In a BBC interview, Alphabet CEO Sundar Pichai didn’t mince words, warning that if the AI bubble were to burst, no business would emerge unscathed. Pichai acknowledged the unmistakable whiff of “irrationality” fuelling the current AI boom, pointing to the sky-high valuations and frenzied spending on AI tech firms in recent months. The upshot? Caution is warranted, even as the AI arms race shows no signs of slowing down.
However, Qlik CEO Mike Capone offered a dose of realism. The current surge in AI, he argued, is more than hype – call it an investment cycle, not a speculative gold rush. Yes, there are frothy pockets, and market corrections loom on the horizon, but the bedrock of today’s AI landscape is cold, hard infrastructure and genuine demand.
“People keep asking whether AI is a bubble. I do not think that is the right single question. What I see globally is an investment cycle with pockets of speculation on top, not a pure rerun of 1999,” Capone said. “The facts matter here. The companies driving most of the spend today actually have earnings, cash flow and customers asking for capacity. Central banks and market analysts point out that valuations are high, but they are still anchored in real profits and very real capital expenditure on data centres, networks and power. That looks more like an industrial build-out than a meme stock frenzy.”

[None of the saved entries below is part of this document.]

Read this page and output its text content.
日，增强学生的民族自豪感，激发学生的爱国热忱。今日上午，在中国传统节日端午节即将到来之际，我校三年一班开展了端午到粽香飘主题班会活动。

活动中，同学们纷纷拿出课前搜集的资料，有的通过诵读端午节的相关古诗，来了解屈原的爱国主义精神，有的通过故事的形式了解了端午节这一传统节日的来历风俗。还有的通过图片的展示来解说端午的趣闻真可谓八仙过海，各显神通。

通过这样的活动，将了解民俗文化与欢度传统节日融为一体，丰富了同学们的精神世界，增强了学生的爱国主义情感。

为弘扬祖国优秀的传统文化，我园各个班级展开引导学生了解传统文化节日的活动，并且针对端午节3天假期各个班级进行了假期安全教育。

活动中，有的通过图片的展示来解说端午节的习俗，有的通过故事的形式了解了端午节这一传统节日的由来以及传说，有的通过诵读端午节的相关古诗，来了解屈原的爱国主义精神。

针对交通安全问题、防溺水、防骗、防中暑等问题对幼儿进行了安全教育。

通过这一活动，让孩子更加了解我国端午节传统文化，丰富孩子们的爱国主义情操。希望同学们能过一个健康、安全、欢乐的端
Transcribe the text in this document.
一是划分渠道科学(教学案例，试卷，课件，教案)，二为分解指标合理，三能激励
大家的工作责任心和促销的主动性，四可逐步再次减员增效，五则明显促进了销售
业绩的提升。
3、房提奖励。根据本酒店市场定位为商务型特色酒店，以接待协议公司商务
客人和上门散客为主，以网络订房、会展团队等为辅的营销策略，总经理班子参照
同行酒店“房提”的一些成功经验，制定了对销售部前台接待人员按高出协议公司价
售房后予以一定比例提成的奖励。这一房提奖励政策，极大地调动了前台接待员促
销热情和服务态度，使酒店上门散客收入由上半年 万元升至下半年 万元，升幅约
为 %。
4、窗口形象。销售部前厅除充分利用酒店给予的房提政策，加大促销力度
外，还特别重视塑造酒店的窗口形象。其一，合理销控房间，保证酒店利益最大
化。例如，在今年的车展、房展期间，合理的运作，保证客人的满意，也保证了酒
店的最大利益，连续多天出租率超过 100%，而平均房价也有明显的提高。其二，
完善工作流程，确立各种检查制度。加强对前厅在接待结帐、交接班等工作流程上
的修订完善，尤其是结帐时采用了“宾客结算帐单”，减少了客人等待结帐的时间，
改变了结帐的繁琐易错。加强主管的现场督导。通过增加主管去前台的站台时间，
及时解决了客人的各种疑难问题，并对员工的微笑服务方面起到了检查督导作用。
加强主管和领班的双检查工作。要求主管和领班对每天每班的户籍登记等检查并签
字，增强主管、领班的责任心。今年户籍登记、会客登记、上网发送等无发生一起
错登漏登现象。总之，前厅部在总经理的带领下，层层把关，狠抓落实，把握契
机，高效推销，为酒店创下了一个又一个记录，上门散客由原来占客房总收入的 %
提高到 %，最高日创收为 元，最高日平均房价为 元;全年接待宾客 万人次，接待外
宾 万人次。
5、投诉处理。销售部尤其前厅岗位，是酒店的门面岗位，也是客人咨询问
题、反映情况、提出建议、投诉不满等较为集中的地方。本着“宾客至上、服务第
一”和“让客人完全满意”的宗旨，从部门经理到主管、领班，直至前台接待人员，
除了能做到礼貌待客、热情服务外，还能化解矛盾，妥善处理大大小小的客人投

Take Groq, the AI inference upstart making moves in APAC. Its debut AI infrastructure in Equinix’s Sydney data centre isn’t just another pin on the map, it’s a calculated expansion that makes high-speed, affordable AI inference a reality for businesses, from creative juggernauts like Canva to public sector agencies. These aren’t moonshot experiments. They are AI solutions engineered to deliver, whether it’s turbocharging customer experiences or making employees more productive.
Still, Capone is quick to flag the warning signs. “Whenever you combine high valuations, concentration in a small group of names, and some circular deals between chipmakers, cloud providers and model companies, you should expect corrections … [some] projects will not clear the bar and that is exactly how cycles sort themselves out.”
So, what’s next for the executive suite?
The path ahead is less about chasing the AI hype cycle and more about sober assessment. Even as some companies post tangible wins, SAP’s research throws cold water on the notion that AI is a guaranteed game-changer.
70 per cent of Singaporean leaders aren’t convinced their AI bets are paying off: proof that today’s buzz doesn’t ensure tomorrow’s dominance. The real constraint? Organisational readiness. SAP found 76 per cent of Singapore firms haven’t rolled out robust AI training, yet 68 per cent admit that shadow AI is already sneaking in the back door.
The data dilemma is just as stark: 58 per cent of local companies don’t trust their ability to integrate and share data across teams, a mission-critical foundation for enterprise-grade AI. That trust deficit is especially acute in legal (80 per cent), finance (73 per cent), HR (66 per cent), the CEO’s office (64 per cent) and procurement (55 per cent).
The playbook, says IDC, is clear: C-suite leaders need to laser focus on use cases that move the needle.
By 2026, nearly half of all AI-driven digital initiatives in APAC will stumble on ROI targets, hobbled by fuzzy value and rocky data foundations. Looking further ahead, by 2027, half of Asia’s top 1,000 CIOs will be under orders to craft AI value playbooks: manuals for measuring the business impact of these algorithms.
And IDC predicts that by 2029, over half of top CEOs lacking a clear AI strategy could find themselves out of a job, as regional IT spending soars towards US$1.123 trillion in 2026.